Privacy Policy
Last updated: December 9, 2025
1. Data Controller
Sebastian Ispas
Zillestr. 12, 51067 Koeln, Germany
Email: seb@sebsites.com
2. What personal data we collect and why
| Purpose | Data we collect | Legal basis (Art. 6 GDPR) |
|---|---|---|
| Processing your order & invoicing | Name, email address, billing address, payment method token | Performance of contract (Art. 6(1)(b)) |
| Creating and hosting your digital business card | All information you enter (company name, phone, photo, social links, etc.) | Performance of contract (Art. 6(1)(b)) |
| Sending transactional emails & support | Email address | Performance of contract + legitimate interest (Art. 6(1)(f)) |
| Improving the service | Anonymised usage data (clicks, which fields are used, etc.) and verbal feedback | Legitimate interest (Art. 6(1)(f)) |
| Marketing / newsletter (only if you opt-in) | Email address | Consent (Art. 6(1)(a)) |
3. Payment data We never store your credit card or bank details. All payments are processed exclusively by Stripe and/or PayPal – both are PCI-DSS certified.
4. Hosting & processors
- Servers: USA / Germany (Rumble Cloud / Hetzner)
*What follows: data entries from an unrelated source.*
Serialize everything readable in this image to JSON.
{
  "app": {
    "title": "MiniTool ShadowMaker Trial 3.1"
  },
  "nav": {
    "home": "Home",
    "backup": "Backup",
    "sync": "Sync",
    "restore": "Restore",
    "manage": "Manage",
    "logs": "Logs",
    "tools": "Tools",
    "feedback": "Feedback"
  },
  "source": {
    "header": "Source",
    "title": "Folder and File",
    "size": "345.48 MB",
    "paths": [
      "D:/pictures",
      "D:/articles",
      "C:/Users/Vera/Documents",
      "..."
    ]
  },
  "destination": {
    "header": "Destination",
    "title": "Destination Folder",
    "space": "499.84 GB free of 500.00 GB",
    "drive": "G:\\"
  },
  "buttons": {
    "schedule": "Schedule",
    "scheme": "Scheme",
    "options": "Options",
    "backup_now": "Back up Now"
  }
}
- Sub-processors (all with GDPR Data Processing Agreement – Art. 28): − Stripe Payments Europe Ltd. (Ireland) − PayPal (Luxembourg) S.à r.l. − WHMCS (billing & support tickets)
5. How long we keep your data
- While your subscription is active → all data is kept
- After cancellation or failed payment → public access is suspended immediately
- All data (card, files, analytics, etc.) is permanently and irreversibly deleted after the 14-day grace period ends
- Invoices and accounting data: kept for 10 years (German legal requirement – § 147 AO)
6. Your rights under GDPR You have the right at any time to:
- access your data
- rectification
- erasure (“right to be forgotten”)
- restriction of processing
- data portability
- object to processing
- withdraw consent
Just send an email to seb@sebsites.com – we will reply within one month (usually within 1–2 days).
7. Right to lodge a complaint If you believe we are not handling your data correctly, you can contact the competent supervisory authority (in most cases: Landesbeauftragte für Datenschutz of your German state).
8. No automated decision-making or profiling
9. Changes to this Privacy Policy We may update this policy from time to time. The current version is always available at this URL.